Le prédateur porteur d’espoir ?






Pour éviter de devenir cafardeux, je change de pièce et mon regard se porte par une fenêtre donnant vers la savane de l’Est Africain.

Mon regard s’illumine d’espoir !


Suite…



Voici trois ans qu’il n’est pas tombé une goutte d’eau. Tout est sec, les animaux meurent de soif ou deviennent fous, tels les éléphants qui brisent les barrières et rentrent dans les villages pour atteindre les puits.


Alors au lieu de mener une guerre contre les intrus et trembler de peur face à leur puissance, les habitants des villages vont voir les bergers et ils s’unissent pour creuser des puits. Ils font même des pentes douces afin que les éléphants puissent descendre et ne tombent pas dans les puits pour y trouver la mort coincée comme cela est arrivé ou encore avoir leur trompe déchiquetée par les hyènes.


Un jour, la pluie revint et c’est la fête pour les hommes et les animaux qui ont vécu en symbiose.


Quelques pas, une autre pièce et une vue sur la grande bleue. La mer méditerranée possède l’un des plus importants trafics maritimes au monde.

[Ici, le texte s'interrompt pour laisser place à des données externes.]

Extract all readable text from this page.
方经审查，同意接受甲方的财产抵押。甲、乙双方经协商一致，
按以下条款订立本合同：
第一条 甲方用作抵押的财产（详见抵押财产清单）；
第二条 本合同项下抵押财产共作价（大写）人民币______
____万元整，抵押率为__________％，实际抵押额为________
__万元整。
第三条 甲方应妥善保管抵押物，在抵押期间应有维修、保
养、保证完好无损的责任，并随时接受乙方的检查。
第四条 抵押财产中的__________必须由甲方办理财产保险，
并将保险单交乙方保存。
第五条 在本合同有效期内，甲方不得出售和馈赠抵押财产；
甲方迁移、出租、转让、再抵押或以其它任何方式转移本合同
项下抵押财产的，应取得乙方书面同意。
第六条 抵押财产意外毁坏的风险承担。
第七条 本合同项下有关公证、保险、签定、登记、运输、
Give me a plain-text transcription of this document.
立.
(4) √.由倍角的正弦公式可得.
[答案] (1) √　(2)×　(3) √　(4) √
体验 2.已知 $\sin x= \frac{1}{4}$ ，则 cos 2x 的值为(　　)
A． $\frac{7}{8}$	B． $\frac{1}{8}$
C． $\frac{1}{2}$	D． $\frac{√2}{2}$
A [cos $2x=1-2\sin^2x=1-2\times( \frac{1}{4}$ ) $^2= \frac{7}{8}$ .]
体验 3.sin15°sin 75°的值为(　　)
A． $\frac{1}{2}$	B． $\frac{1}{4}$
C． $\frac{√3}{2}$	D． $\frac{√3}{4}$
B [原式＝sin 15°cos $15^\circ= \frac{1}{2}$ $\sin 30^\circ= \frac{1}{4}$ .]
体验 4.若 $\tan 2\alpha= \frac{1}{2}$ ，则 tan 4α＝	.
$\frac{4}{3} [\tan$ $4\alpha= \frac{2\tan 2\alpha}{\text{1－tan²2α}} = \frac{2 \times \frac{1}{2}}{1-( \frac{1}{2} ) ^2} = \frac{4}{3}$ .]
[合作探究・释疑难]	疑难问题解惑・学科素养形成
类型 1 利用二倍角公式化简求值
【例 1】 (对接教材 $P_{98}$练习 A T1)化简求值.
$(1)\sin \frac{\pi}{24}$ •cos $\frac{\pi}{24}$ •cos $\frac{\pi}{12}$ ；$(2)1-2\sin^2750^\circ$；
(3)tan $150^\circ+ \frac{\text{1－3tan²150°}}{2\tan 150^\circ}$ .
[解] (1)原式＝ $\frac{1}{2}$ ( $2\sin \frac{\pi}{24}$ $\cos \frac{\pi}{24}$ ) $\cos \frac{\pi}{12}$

Un jour, l’équipage d’un voilier du WWF qui étudie le comportement des rorquals découvre une femelle dont la nageoire caudale a été sectionnée par l’hélice d’un bateau. L’animal ne peut plus descendre dans les profondeurs pour se nourrir du krill.


C’est une mort de faim lente, mais assurée, impossible de l’aider.


Pour éviter ce genre de situation, une solution est de ralentir la vitesse des paquebots et ferry quand ils traversent les zones où vivent ces rorquals.


Cela devient possible du fait d’une entente entre les écologistes du WWF, les commandants des navires et des hommes politiques. Les cargos ralentissent leur vitesse quand au ferry des couloirs de navigation sont organisés avec des balises qui informent le commandant de la présence du cétacé.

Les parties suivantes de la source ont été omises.